Whatever the answers, microbiome treatments represent a potentially large market. One recent study by Transparency Market Research suggests that the worldwide human microbiome market will be worth $2.2 billion in 2020, reaching $3.2 billion by 2024. Diagnostics and therapeutics are the two main components in this market, with both predicted to hit an annual growth rate of around 9% by 2024.
There are certainly technology gains to be made thanks to genomics instrumentation which is already proving its worth by giving researchers fast methods to analyse the complex genes present in the microbiome. At the same time, however, there are new regulatory hurdles to face, with the FDA and EMA having to decide how best to monitor and control treatments such as FMT and live cell mixtures, as well as refining protocols to standardise testing between treatments [Ref 6].
1) “Microbiome 101: Studying, Analyzing, and Interpreting Gut Microbiome Data for Clinicians” Celeste Allaband et al. Clinical Gastroenterology and Hepatology, online 18 September 2018 https://doi.org/10.1016/j.cgh.2018.09.017.
2) "Duodenal Infusion of Donor Feces for Recurrent Clostridium difficile." Els van Nood et al. N Engl J Med 2013; 368:407-415 DOI: 10.1056/NEJMoa1205037.
3) “Emerging Trends in “Smart Probiotics”: Functional Consideration for the Development of Novel Health and Industrial Applications” Racha El Hage Front Microbiol. 8: 1889. Sep 29. 2017 doi: 10.3389/fmicb.2017.01889.

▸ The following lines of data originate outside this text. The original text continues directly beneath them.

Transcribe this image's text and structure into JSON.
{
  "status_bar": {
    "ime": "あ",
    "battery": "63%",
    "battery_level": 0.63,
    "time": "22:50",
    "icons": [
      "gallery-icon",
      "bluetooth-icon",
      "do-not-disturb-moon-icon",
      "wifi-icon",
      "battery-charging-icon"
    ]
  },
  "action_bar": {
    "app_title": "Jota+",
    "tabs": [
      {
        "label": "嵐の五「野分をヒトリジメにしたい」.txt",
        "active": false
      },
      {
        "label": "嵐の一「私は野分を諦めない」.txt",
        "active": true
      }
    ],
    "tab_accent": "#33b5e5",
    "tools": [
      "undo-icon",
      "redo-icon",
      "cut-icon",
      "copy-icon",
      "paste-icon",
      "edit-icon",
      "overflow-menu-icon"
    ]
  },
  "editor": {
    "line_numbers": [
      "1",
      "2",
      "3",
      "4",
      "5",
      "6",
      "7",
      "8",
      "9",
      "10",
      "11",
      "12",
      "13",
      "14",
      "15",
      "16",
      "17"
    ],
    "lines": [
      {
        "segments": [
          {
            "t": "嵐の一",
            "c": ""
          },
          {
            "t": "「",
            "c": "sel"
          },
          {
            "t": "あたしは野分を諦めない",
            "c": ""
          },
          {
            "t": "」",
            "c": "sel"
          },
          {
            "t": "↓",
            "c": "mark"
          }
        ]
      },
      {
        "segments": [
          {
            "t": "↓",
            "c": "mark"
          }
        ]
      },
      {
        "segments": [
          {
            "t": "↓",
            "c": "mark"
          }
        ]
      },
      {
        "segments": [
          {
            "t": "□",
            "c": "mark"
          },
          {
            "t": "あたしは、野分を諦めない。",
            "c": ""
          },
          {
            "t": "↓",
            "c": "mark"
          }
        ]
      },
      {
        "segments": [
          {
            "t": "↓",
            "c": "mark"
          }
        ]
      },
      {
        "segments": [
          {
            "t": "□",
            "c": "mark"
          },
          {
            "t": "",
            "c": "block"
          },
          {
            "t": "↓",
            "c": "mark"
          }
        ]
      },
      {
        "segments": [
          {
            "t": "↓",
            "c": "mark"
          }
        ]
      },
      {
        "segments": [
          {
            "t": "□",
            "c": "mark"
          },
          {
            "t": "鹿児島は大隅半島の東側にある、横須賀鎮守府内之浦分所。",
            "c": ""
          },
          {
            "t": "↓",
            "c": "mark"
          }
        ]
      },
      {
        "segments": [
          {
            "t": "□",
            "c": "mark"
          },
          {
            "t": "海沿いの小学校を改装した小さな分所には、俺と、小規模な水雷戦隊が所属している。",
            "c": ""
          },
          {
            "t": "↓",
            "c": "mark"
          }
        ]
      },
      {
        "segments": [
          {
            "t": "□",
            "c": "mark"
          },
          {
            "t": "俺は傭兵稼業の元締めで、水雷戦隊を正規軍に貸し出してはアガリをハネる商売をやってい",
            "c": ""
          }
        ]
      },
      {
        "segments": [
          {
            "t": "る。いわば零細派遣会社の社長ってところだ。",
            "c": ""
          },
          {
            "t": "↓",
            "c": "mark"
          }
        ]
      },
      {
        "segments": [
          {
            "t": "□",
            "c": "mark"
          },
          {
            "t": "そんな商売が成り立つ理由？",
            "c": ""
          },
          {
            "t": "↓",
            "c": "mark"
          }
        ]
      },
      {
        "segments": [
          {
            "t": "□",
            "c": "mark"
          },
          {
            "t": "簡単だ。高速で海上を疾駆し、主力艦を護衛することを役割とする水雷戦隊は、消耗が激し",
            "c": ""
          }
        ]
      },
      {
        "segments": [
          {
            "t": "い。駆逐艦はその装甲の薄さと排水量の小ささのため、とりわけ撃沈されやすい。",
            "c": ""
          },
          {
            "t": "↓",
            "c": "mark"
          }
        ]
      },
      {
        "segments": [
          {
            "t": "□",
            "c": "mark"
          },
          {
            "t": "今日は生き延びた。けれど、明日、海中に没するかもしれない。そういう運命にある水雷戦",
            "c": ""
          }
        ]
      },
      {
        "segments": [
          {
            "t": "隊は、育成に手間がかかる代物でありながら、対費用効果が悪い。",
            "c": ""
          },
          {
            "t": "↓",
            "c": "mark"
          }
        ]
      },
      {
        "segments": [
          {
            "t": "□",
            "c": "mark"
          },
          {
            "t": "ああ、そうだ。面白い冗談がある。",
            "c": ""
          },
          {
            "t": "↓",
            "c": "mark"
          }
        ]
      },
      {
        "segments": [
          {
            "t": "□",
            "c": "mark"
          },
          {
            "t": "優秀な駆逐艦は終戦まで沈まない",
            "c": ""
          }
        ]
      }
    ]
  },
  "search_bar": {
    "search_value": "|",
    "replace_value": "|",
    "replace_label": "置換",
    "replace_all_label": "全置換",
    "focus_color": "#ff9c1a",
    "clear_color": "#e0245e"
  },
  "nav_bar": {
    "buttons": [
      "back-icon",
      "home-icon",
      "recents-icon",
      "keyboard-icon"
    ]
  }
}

4) “The role of gut microbiome in the pathogenesis of prostate cancer: a prospective, pilot study.” Golombos, D.M., Ayangbesan, A., O’Malley, P. et al. Urology. 2018; 111: 122–128.
5) “Metabolic Biosynthesis Pathways Identified from Fecal Microbiome Associated with Prostate Cancer” Michael A. Liss European Urology July 11 2018 DOI: https://doi.org/10.1016/j.eururo.2018.06.033.
6) "Faecal microbiota transplantation: a regulatory hurdle?" Frederick Verbeke et al. BMC Gastroenterol. 2017; 17: 128. Nov 28. doi: 10.1186/s12876-017-0687-5.